Perhaps most important for the coming legislative session is the expansion’s ability to help legislators build a bridge to balanced budgets for the next biennium and beyond. As more people gain coverage under the federally funded expansion, the number relying on state fiscal resources should decline.
Make no mistake. Expanding Medicaid costs money. It would require Texas to begin saving now for the day when the state will have to pick up ten percent of the expansion’s tab – a difficult task in these uncertain economic times. The state’s 10.71 percent cap on increased state spending may also complicate those savings. Others have suggested an even lower spending level by tying Texas budget increases to population growth and inflation. Further, Texas has already underfunded the existing Medicaid program by nearly $5 million.

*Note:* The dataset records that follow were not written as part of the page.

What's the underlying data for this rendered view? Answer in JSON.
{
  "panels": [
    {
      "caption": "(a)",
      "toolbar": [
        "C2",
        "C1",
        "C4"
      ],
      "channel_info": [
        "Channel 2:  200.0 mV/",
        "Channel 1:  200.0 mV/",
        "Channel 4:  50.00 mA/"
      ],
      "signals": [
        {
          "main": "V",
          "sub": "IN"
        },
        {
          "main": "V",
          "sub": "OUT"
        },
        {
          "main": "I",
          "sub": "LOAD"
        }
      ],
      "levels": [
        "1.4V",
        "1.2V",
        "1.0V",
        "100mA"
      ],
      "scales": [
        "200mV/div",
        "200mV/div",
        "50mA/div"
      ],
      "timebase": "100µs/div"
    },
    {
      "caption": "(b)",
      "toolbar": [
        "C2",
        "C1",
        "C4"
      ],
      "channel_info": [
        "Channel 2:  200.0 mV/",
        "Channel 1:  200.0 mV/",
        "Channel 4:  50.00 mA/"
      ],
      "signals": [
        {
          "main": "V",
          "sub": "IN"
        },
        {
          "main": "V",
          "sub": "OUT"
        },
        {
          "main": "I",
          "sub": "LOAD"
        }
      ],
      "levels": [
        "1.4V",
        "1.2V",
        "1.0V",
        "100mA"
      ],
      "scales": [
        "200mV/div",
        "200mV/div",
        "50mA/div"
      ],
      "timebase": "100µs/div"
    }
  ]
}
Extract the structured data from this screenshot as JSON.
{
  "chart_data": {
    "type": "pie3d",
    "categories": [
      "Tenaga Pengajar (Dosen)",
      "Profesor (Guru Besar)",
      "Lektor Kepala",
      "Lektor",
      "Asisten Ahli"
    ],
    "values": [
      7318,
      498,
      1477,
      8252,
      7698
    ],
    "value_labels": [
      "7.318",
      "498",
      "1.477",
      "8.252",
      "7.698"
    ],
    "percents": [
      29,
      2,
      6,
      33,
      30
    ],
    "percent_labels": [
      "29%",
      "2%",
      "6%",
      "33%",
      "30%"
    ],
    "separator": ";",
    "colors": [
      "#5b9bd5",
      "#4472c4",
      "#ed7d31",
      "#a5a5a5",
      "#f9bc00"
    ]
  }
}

The federal government is offering to pay 100 percent of the cost of covering “newly eligible individuals” (those not eligible under the current Medicaid plan) in 2014, 2015, and 2016, 95 percent in 2017, 94 percent in 2018, 93 percent in 2019 and 90 percent by 2020. The expansion will cost Texas an estimated $5.7 billion from 2013 to 2022, with the federal government sending back to the state $65.6 billion over that same period.
Texas already faces tough decisions in budgeting for other necessary state services. A Medicaid expansion may be viewed as just adding yet another line to the appropriations bill. Or it may be viewed as an opportunity to use Texans’ federal taxpayer dollars to help fellow Texans rather than other states’ uninsured citizens.
Medicaid Expansion, With an Exit Strategy
Without the Medicaid expansion, our state will lose billions in Texans’ taxpayer dollars to other states while remaining at the very bottom in the nation in health insurance coverage. The over six billion insured and uninsured Texans and their families will watch as their federal income tax money is sent to help workers and families in other states gain coverage.
Fortunately, if the expansion proves too expensive or otherwise problematic, Texas retains the right to end it at any time (even after the first three fully paid years).